Once again denied a jury of his peers, in August last year, Preska ordered Donziger to return to his apartment and remain there under house arrest until his trial. 

This move was particularly extraordinary, as placing someone under house arrest for such a charge contravenes standard practice and is egregiously harsh. 

Donziger remains trapped in his apartment over a year later, living with his wife and son, his bank accounts frozen. 

He is banned from working or earning money and the people he represented in Ecuador are left with the irreversible environmental damage done by Texaco and Chevron’s refusal to clean up. 

Two of his lawyers have been banned from representing him at his trial, which is currently scheduled for May 10.

The actions of Judge Preska and the prosecution are inexplicable. Not a single lawyer in US history has been detained for a day pre-trial, yet Donziger has been under house arrest for over 500 days. What is most extraordinary, is that the maximum sentence for Donziger’s alleged crimes is 180 days, far less than the time he has spent trapped in his home. 

With little to no prospects of coverage in the mainstream media, Preska and Chevron have been successful in their attempt to bury Donziger’s case and deprive it of support from the wider public. 

The future of environmental justice

Chevron’s conduct, in both Ecuador and the United States, proves that not only are powerful multinationals able to gut the lands of indigenous people without impunity but that the justice systems of capitalist societies are willing to hand them the knife. 

They have gone unpunished for their crimes in Ecuador, leaving farming and indigenous communities to suffer the pollution that damaged their natural resources beyond repair and the illness and deaths of their family members. 

As well as their environmental crimes, their treatment of Steven Donziger has wider implications for the accountability of private businesses and their role in the climate crisis. 

The unprecedented violation of standard legal practice represents a new step towards actively criminalising those who challenge the power of massive corporations. 

Chevron is the second-highest commercial polluter on Earth. Multinational corporations are widely responsible for destroying the planet, often running rampant in countries far from the attention of the media, while causing irreversible damage. 

In the age of the climate crisis, the Ecuadorian ruling which Donziger helped to deliver, would be a landmark blow against those seemingly immune from punishment. 

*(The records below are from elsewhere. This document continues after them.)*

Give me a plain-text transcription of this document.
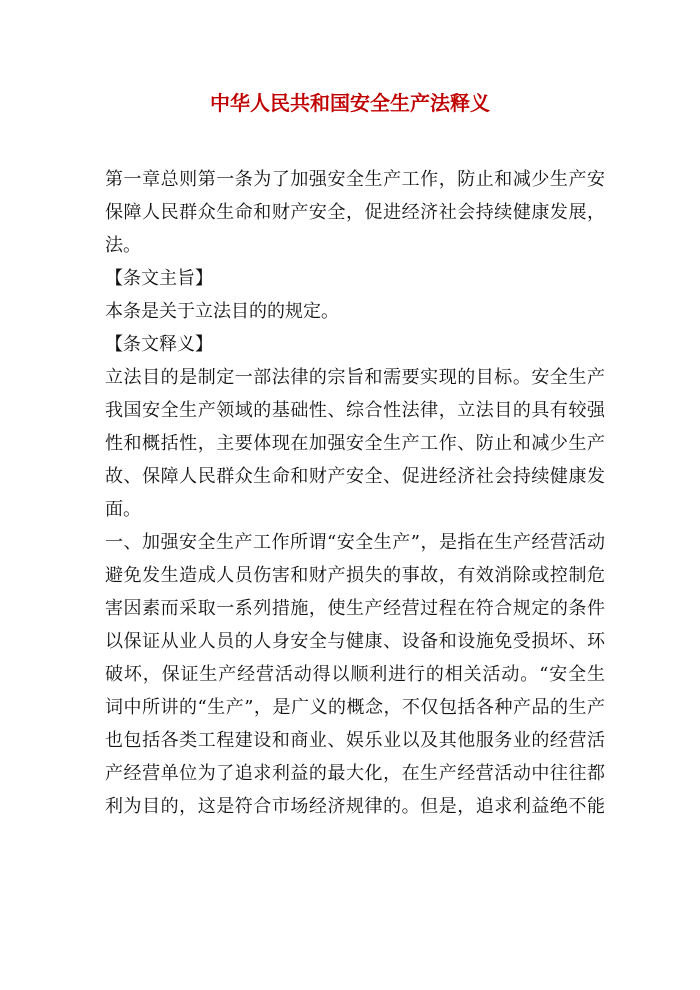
中华人民共和国安全生产法释义

第一章总则第一条为了加强安全生产工作，防止和减少生产安

保障人民群众生命和财产安全，促进经济社会持续健康发展，

法。

【条文主旨】

本条是关于立法目的的规定。

【条文释义】

立法目的是制定一部法律的宗旨和需要实现的目标。安全生产

我国安全生产领域的基础性、综合性法律，立法目的具有较强

性和概括性，主要体现在加强安全生产工作、防止和减少生产

故、保障人民群众生命和财产安全、促进经济社会持续健康发

面。

一、加强安全生产工作所谓“安全生产”，是指在生产经营活动

避免发生造成人员伤害和财产损失的事故，有效消除或控制危

害因素而采取一系列措施，使生产经营过程在符合规定的条件

以保证从业人员的人身安全与健康、设备和设施免受损坏、环

破坏，保证生产经营活动得以顺利进行的相关活动。“安全生

词中所讲的“生产”，是广义的概念，不仅包括各种产品的生产

也包括各类工程建设和商业、娱乐业以及其他服务业的经营活

产经营单位为了追求利益的最大化，在生产经营活动中往往都

利为目的，这是符合市场经济规律的。但是，追求利益绝不能
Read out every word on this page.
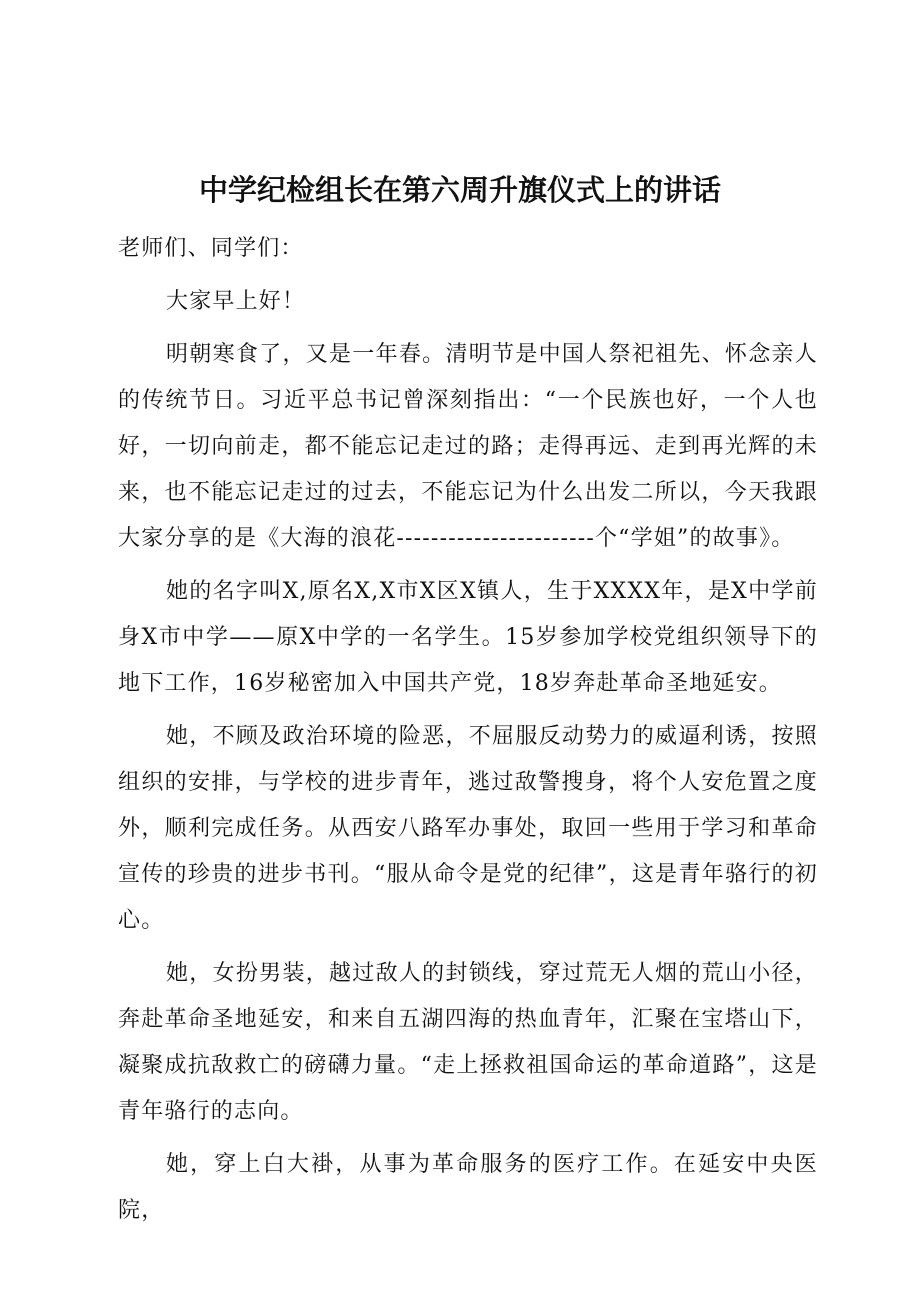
中学纪检组长在第六周升旗仪式上的讲话

老师们、同学们：

大家早上好！

明朝寒食了，又是一年春。清明节是中国人祭祀祖先、怀念亲人的传统节日。习近平总书记曾深刻指出：“一个民族也好，一个人也好，一切向前走，都不能忘记走过的路；走得再远、走到再光辉的未来，也不能忘记走过的过去，不能忘记为什么出发二所以，今天我跟大家分享的是《大海的浪花-----------------------个“学姐”的故事》。

她的名字叫X,原名X,X市X区X镇人，生于XXXX年，是X中学前身X市中学——原X中学的一名学生。15岁参加学校党组织领导下的地下工作，16岁秘密加入中国共产党，18岁奔赴革命圣地延安。

她，不顾及政治环境的险恶，不屈服反动势力的威逼利诱，按照组织的安排，与学校的进步青年，逃过敌警搜身，将个人安危置之度外，顺利完成任务。从西安八路军办事处，取回一些用于学习和革命宣传的珍贵的进步书刊。“服从命令是党的纪律”，这是青年骆行的初心。

她，女扮男装，越过敌人的封锁线，穿过荒无人烟的荒山小径，奔赴革命圣地延安，和来自五湖四海的热血青年，汇聚在宝塔山下，凝聚成抗敌救亡的磅礴力量。“走上拯救祖国命运的革命道路”，这是青年骆行的志向。

她，穿上白大褂，从事为革命服务的医疗工作。在延安中央医院，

But following the intervention of the US judicial system and Chevron’s relentless legal assault, Donziger remains imprisoned and Chevron remains unaccountable. 

He is an emblem of a system which has not only enabled Chevron to wreak havoc across Ecuador and deny justice to their people but to punish those who dare to challenge its transgressions. 

To put it bluntly, in the words of Donziger himself, he is “a corporate political prisoner.”

The suppression of environmental advocates is a global issue, extending beyond this one legal ambush. 

Attacks on environmental advocates are becoming all too familiar. Killings have doubled in the last 15 years, with authoritarian regimes overseeing violence and murder, often perpertrated on behalf of large companies. 

In Brazil, Jair Bolsonaro turns a blind eye to killings of indigenous leaders, while gold miners plunder previously protected lands. 

In the Philippines, Rodrigo Duterte has overseen the slaughtering of environmental activists to crush any opposition to expanding agribusiness interests. 

Though this violence seems distant, the US has allowed corporations to use their justice system to mimic this intimidation by threatening those who dare to stand up with excessive and insurmountable legal challenges. 

Journalists, lawyers and activists must not be punished by the state for pursuing environmental justice. 

The consequences of this intimidation will result in the future of the climate crisis being shaped by those who stand to profit from destruction and pollution. 

Steven Donziger has not suffered violence but he is being punished after endeavouring to seek justice for the suffering of others. 

It remains the duty of socialists and climate activists everywhere to provide a voice, for him and the people of Ecuador.